Fearless Girls of Poland
The word "Feminism" might as well be in a laundry machine for all it's being tossed back and forth and stretched and squeezed and cleaned and sudded and wet. We spend so much time trying to find words and values to set upon it and attempting to dissect its pure meaning.
In fact, the truth of the "feminine" power is rather more extraordinary than that which can be expressed with spoken language, or that which can be placed value upon. It is by nature mysterious and intangible. Like the yin and yang, it can be found in everything. Including men and including the weather. Would we as women deny the "masculinity" that we often feel?
These are just names that were given to two sides of the same coin, to the ebb and flow of the waters of life. These waters flow through all of us and waves cross over centuries. Our global consciousness felt it had fermented too long in "masculinity", it had become bitter as even the sweetest pear would after too long in the mouth... so we were thirsty for "femininity". A pear from the other side of the tree. Later, we will wish to become the tree.
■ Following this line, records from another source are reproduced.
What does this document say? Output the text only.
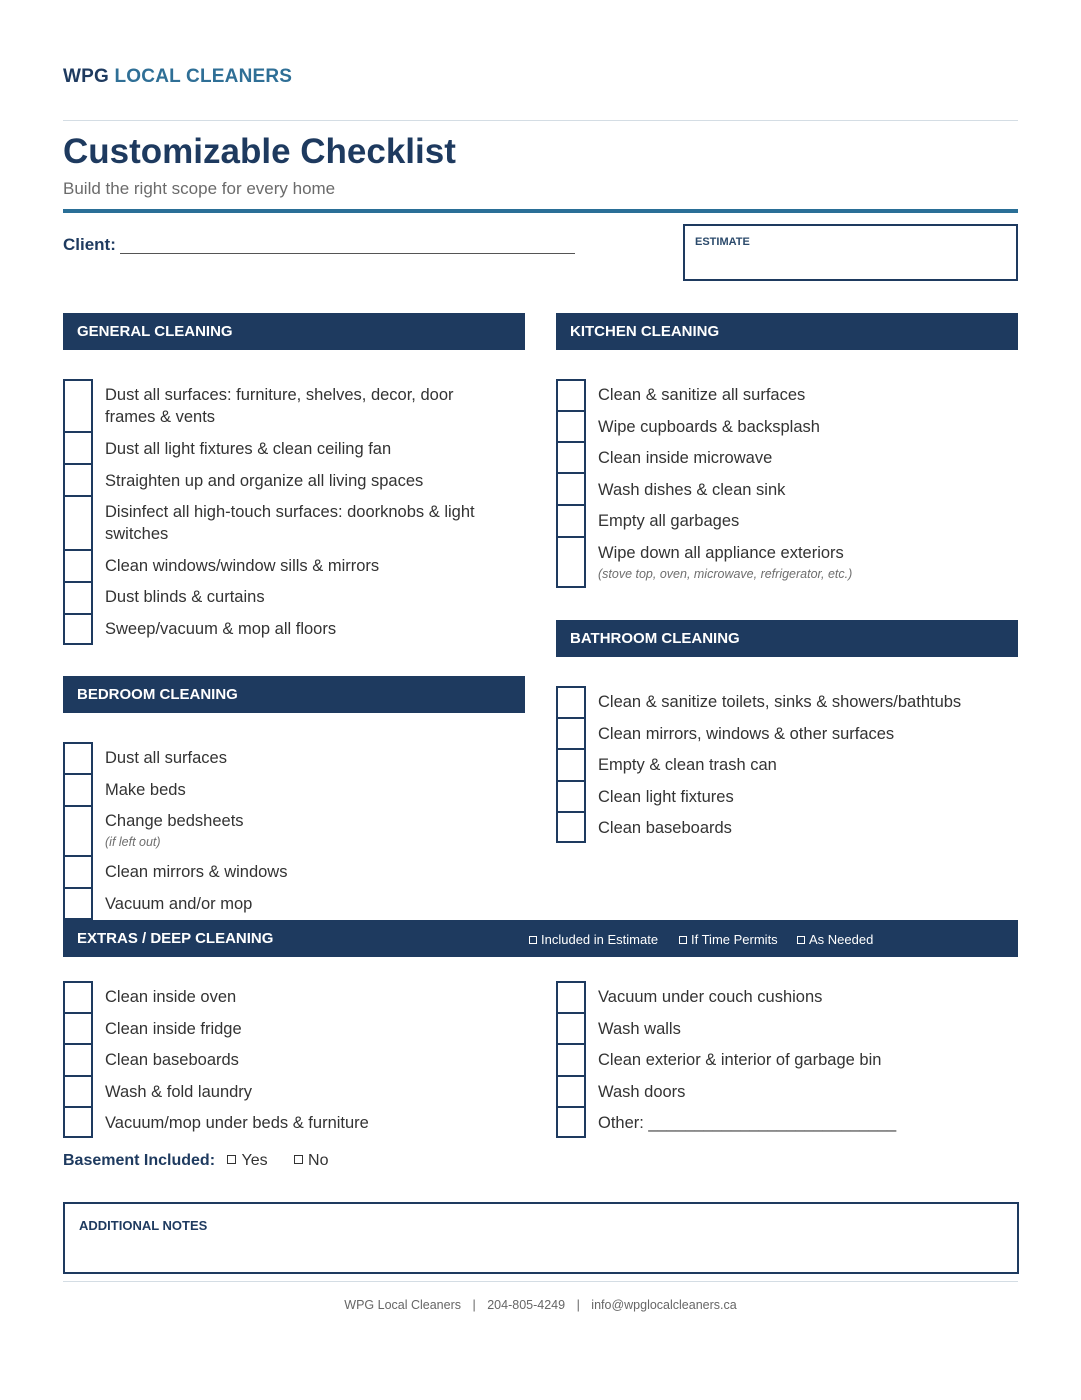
WPG LOCAL CLEANERS
Customizable Checklist
Build the right scope for every home
Client:	ESTIMATE
GENERAL CLEANING
Dust all surfaces: furniture, shelves, decor, door frames & vents
Dust all light fixtures & clean ceiling fan
Straighten up and organize all living spaces
Disinfect all high-touch surfaces: doorknobs & light switches
Clean windows/window sills & mirrors
Dust blinds & curtains
Sweep/vacuum & mop all floors
KITCHEN CLEANING
Clean & sanitize all surfaces
Wipe cupboards & backsplash
Clean inside microwave
Wash dishes & clean sink
Empty all garbages
Wipe down all appliance exteriors
(stove top, oven, microwave, refrigerator, etc.)
BATHROOM CLEANING
Clean & sanitize toilets, sinks & showers/bathtubs
Clean mirrors, windows & other surfaces
Empty & clean trash can
Clean light fixtures
Clean baseboards
BEDROOM CLEANING
Dust all surfaces
Make beds
Change bedsheets
(if left out)
Clean mirrors & windows
Vacuum and/or mop
EXTRAS / DEEP CLEANING	Included in Estimate	If Time Permits	As Needed
Clean inside oven
Clean inside fridge
Clean baseboards
Wash & fold laundry
Vacuum/mop under beds & furniture
Vacuum under couch cushions
Wash walls
Clean exterior & interior of garbage bin
Wash doors
Other: ___________________________
Basement Included: Yes	No
ADDITIONAL NOTES
WPG Local Cleaners | 204-805-4249 | info@wpglocalcleaners.ca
Now, in 2018, we take our pear and submerge ourselves in the river beneath the tree, kicking and struggling without quite yet the knowledge of how to swim. We, all creatures and all life, will follow this river until it leads us out to sea. Sometimes floating, sometimes drowning but always moving forwards (and micro cosmically backwards), cyclically.
The ancient “femininity” is not owned by virginity or rape, but by the earnest earth. Through it’s nurturing touch, it heals all creatures as a mother… just as it becomes the lioness when it craves to devour, conquer, protect or play.
Now, about the Polish women who were so fearless in both their “femininity” and “masculinity”. These are women whose story has happened to become known, but we are all these heros and heroines, in a chorus of ways both subtle and brilliant. Let’s connect.
1. Wanda Rutkiewicz
Wanda Rutkiewicz is a heroine of the Mountains. The first woman to summit K2. The first European woman to summit Everest. Nanga Parbat, Annapurna, Gasherbrum I, Gasherbrum II, Shisha Pangma and Cho Oyu. The list goes on.
This is the kind of lady who the felt her path was to explore the extreme heights of the earth. Time and time again she overcame her own perceived limits and thresholds of fear, pain... Her “Caravan of Dreams” was to be the first woman to summit all 14 of the world’s 8000+ peaks. A task which today has still only been completed by 39 people in the entire world. Many more have died in quest. Wanda disappeared whilst attempting the 3rd highest mountain in the world and her 9th 8000+ peak, Kangchenjunga.
While it may seem to the lowlanders that Wanda had a deathwish; to put your faith in the jaws of death can sometimes be the only way to truly live. Wanda chased life, broke boundaries and defied the false values that had been placed upon masculinity & femininity. The false values placed upon and spoon fed to women and men alike. She could have stayed home, married a banker, had some kids and played along but instead she excavated her own power and let it roll like thunder through the land of giants.
We can all climb out of the shadow of these monoliths and push upwards into the light. One day our bodies will be recycled as these rock faces but while we still walk upon this earth we have unlimited resources of power to call upon from within ourselves and Wanda reminds us of just how much mental and physical strength is left unused and forgotten at the bottom of our packs.